Josh, Official SpokesGay says
Thanks all for the kind words. I don’t feel particularly brave, just able to talk about this without suffering repercussions worse than the sort of harassment most of us are already getting online. I’m decades removed from it, and I feel a responsibility to contribute to the destigmatization that others with contemporary and very real fears need.
A Hermit—homophobia is homophobia regardless of whether the target is straight, gay, bi, queer, or anything else. You were bullied in exactly the same way any gay kid was, and the hurt and fear are the same. I’m glad you said something because more people need to understand this. It’s toxic to everyone.
Jackie Papercuts says
I’m sorry you had to live through that, Josh. I think you’re amazing. Thank you for writing this.
spicyhippoplankton says
Thanks for sharing this (and for the comments here as well).
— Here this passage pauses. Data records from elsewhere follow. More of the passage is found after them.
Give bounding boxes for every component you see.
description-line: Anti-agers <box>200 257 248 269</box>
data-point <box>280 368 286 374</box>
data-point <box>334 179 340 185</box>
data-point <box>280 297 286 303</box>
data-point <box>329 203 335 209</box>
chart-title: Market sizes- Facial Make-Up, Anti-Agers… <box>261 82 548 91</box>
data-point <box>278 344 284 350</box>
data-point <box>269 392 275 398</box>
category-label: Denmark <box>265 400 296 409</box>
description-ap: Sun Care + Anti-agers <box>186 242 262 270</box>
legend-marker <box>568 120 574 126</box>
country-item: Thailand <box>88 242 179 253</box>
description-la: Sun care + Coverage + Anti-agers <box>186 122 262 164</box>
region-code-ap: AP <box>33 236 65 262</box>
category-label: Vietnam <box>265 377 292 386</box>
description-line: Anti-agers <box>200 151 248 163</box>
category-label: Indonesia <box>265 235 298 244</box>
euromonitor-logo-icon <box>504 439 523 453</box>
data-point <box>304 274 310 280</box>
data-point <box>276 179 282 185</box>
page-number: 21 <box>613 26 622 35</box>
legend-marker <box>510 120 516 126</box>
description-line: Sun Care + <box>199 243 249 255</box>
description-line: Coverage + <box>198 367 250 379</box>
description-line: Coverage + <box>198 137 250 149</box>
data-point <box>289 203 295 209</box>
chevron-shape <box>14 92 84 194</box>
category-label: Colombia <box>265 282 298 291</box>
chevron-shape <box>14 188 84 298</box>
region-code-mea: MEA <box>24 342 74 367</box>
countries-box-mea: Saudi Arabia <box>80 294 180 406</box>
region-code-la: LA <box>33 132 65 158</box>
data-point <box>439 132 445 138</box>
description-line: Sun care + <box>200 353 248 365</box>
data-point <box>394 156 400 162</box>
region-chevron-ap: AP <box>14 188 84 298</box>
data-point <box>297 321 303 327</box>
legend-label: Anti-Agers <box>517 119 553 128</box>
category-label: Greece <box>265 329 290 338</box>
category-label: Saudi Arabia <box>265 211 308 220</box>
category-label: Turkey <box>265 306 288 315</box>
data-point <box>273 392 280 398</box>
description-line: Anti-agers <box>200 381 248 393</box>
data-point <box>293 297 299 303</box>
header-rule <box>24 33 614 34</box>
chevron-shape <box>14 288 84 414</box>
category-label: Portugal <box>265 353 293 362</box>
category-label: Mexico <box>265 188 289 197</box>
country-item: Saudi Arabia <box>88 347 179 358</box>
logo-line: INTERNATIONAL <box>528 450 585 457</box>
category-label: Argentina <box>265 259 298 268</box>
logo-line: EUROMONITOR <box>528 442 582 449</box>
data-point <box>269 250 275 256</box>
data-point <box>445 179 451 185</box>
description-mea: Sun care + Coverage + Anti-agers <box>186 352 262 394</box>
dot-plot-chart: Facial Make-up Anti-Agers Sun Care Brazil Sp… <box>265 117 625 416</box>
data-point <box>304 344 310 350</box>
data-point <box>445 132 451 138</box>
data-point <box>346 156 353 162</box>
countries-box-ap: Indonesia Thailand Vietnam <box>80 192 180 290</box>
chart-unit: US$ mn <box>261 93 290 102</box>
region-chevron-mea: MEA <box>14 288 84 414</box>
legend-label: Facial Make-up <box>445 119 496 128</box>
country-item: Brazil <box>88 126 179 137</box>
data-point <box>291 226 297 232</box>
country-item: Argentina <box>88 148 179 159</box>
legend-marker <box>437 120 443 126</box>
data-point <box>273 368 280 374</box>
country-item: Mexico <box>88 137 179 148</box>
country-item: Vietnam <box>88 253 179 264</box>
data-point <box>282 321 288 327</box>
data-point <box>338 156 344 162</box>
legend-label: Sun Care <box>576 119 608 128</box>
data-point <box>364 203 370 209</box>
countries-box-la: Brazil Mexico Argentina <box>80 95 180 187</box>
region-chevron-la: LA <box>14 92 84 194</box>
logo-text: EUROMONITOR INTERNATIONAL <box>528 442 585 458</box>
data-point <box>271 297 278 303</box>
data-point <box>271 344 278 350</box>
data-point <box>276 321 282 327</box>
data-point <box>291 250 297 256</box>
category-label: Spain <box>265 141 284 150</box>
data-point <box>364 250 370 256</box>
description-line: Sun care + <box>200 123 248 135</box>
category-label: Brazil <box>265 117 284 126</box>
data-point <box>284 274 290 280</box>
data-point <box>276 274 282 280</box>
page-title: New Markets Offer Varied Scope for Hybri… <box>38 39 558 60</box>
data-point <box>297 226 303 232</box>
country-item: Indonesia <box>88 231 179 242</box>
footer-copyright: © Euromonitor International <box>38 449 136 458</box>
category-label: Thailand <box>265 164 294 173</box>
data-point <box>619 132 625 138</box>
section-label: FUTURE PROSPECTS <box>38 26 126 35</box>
Take care.
Happiestsadist, opener of the Crack of Doom says
I think you’re pretty damn brave, Josh. Also a hell of a good writer.
I’m glad you hear you did have some support when you first began talking about it. It’s nice to have the pleasant surprise of people being decent for once.
I’m so sorry that was done to you. You have all my support, and whatever gestures you are comfy with.
Ophelia Benson says
Right? I was telling Josh how good the writing was before he went live with it, and he was surprised.